Kurz had announced the alliance on Monday, saying the European Medicines Agency (EMA) was “too slow in approving vaccines”, leaving the bloc vulnerable to supply bottlenecks at pharmaceutical companies.
But France defended the agency and insisted that “the most effective solution for meeting our vaccination needs must remain within a European framework”.
“This is what guarantees the solidarity among member states that is more essential than ever,” it said late Wednesday.
But Kurz on Thursday said: “We need to cooperate on this issue within the European Union… but we also need to cooperate worldwide.”
He added that “Israel is the first country in the world to show that it is possible to defeat the virus”.
– ‘No contradiction’ –
Israel, among the world leaders in Covid-19 vaccinations per capita, launched a massive inoculation drive in December, backed by a deal with US pharmaceuticals giant Pfizer, which mounted an airlift of its vaccine developed with German firm BioNTech in exchange for data on its effects.

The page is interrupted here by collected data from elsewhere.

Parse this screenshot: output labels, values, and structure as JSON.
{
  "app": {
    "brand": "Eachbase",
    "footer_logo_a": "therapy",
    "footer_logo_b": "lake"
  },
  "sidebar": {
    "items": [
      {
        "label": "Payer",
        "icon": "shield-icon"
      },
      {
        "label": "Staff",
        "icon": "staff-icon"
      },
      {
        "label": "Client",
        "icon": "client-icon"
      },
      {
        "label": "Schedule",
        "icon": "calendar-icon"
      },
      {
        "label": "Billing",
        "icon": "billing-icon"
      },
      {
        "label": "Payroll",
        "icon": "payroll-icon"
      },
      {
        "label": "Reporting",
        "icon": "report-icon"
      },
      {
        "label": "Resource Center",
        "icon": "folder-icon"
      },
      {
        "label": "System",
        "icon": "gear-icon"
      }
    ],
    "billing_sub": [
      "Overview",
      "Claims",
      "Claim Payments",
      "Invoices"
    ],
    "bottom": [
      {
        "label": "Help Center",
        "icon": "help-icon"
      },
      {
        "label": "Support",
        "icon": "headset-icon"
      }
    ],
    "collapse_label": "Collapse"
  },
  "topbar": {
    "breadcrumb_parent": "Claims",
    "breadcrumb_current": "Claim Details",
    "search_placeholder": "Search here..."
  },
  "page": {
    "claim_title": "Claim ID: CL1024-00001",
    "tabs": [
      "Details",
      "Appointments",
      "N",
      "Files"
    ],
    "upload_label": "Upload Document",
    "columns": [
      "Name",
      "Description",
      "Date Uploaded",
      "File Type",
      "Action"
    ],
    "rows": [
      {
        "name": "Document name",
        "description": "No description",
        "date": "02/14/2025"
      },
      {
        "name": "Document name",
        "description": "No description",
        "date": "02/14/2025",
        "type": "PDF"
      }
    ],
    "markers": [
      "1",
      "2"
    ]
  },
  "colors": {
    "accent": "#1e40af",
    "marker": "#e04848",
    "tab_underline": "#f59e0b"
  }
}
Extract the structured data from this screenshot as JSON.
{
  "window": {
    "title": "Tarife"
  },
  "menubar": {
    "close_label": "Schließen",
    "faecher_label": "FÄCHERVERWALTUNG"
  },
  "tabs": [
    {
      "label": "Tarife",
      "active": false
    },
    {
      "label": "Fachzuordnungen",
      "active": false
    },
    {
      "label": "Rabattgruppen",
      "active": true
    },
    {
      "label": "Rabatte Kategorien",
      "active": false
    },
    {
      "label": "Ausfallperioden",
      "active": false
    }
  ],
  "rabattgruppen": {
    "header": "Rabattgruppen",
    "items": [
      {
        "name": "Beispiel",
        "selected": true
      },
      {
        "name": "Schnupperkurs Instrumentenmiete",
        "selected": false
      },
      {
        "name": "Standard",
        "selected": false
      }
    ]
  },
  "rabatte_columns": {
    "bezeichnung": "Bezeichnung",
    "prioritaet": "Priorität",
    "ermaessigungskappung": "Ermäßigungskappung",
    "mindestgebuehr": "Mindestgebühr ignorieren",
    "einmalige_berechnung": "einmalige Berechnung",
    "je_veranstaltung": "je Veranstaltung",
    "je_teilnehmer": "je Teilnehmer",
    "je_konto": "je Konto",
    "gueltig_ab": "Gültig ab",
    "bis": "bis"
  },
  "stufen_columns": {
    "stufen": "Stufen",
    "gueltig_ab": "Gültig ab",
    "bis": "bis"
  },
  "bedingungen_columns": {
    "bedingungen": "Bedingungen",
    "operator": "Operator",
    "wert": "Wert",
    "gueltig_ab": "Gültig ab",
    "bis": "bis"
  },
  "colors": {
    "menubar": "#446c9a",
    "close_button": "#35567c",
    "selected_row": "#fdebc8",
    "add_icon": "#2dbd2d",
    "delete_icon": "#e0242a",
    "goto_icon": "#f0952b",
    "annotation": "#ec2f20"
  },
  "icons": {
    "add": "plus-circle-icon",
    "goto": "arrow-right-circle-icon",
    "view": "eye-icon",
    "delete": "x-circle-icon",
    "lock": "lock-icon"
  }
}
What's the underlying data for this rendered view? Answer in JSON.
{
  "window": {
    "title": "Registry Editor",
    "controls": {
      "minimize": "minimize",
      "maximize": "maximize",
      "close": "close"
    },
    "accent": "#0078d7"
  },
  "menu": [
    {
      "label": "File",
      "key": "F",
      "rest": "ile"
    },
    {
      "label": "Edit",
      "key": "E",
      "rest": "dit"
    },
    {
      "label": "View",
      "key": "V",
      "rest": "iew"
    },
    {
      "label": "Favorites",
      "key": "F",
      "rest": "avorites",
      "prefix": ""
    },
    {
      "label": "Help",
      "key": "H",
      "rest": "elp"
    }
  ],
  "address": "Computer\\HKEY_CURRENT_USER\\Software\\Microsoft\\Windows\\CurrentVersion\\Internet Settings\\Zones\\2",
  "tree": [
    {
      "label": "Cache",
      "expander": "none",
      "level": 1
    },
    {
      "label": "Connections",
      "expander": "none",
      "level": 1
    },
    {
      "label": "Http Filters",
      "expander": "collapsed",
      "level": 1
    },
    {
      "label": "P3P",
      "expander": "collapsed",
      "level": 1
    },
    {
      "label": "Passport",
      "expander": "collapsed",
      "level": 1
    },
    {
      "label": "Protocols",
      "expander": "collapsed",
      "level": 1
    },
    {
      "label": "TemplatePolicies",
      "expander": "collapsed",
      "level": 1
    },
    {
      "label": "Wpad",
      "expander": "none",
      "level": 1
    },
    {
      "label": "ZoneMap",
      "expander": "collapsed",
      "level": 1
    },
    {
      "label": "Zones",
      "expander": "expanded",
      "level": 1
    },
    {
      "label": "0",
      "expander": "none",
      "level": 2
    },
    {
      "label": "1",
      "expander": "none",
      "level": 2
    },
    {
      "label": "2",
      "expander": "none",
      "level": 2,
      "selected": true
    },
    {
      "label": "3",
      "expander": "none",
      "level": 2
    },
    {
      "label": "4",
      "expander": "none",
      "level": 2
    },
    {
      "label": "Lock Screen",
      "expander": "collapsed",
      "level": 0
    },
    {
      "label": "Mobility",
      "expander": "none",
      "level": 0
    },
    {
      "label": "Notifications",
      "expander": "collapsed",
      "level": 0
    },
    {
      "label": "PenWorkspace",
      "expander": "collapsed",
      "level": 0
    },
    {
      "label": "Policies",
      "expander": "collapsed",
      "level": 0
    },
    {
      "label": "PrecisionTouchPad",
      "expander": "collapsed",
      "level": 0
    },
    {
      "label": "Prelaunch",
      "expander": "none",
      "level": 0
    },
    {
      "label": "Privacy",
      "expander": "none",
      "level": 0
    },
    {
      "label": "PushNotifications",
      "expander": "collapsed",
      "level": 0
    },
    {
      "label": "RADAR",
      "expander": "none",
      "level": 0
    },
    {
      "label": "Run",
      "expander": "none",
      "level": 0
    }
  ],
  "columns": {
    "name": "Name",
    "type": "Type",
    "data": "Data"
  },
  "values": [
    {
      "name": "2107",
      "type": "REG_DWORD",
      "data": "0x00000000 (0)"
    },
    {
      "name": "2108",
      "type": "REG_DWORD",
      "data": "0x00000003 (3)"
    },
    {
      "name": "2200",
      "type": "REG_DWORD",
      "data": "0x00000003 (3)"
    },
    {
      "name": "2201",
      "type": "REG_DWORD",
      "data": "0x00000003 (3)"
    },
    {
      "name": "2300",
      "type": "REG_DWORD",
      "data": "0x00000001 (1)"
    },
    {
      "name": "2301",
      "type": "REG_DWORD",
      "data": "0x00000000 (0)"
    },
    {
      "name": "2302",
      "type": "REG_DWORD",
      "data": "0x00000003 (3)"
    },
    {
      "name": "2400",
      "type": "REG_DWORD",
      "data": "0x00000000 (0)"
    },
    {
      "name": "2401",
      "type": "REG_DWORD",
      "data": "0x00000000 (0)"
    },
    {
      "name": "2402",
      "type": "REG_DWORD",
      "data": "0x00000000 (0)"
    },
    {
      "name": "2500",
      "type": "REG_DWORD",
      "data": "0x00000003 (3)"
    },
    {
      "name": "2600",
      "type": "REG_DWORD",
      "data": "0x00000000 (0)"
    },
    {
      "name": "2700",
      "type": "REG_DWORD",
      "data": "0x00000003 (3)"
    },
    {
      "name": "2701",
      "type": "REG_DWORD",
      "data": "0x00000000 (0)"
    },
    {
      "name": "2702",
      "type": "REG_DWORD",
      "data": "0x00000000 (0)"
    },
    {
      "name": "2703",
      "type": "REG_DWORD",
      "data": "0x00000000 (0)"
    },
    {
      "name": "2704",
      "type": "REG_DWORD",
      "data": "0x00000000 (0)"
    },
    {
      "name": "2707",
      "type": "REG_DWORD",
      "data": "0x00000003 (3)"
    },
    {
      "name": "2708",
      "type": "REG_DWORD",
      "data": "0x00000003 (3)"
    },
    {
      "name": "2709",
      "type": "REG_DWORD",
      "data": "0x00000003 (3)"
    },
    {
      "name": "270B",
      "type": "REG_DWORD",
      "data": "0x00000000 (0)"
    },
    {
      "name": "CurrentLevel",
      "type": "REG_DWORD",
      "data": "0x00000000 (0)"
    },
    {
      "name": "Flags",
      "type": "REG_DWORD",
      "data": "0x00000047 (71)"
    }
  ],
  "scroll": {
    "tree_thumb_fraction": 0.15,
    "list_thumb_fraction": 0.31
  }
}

The Jewish state has so far administered at least one of two recommended doses to more than half its nine million-strong population, and led a series of large-scale trials that have so far confirmed the efficacy of the Pfizer/BioNTech vaccine.
The rapid rollout has allowed for shops to re-open and activities in public spaces to resume, some of which, such as sports centres, are reserved for people with a “green badge” indicating they’ve had two doses.
Netanyahu, who took his Danish and Austrian guests on a tour of a gym on Thursday, and has opened the door for other countries to also join the alliance.
French Foreign Minister Jean-Yves Le Drian has acknowledged “significant” shortcomings in the EU’s vaccination policies, while criticising what he called “attempts at secession”.
Austria’s neighbours the Czech Republic, Hungary and Slovakia have already bypassed the EMA to approve Russian and Chinese coronavirus vaccines.
The EU has seen a sharp shortfall in the first three months of this year of deliveries it had been counting on to kickstart its vaccine roll-out, with Anglo-Swedish company AstraZeneca facing fierce criticism from the European Commission for supplying just a fraction of the vaccine doses it had promised to deliver to the bloc.
The European Commission, however, refrained from censuring the Israel-Austria-Denmark alliance.
“We welcome the fact that member states are looking at all possible options to improve the common European response to the to the virus,” said commission spokesman Eric Mamer.
“For us, there is no contradiction,” he added.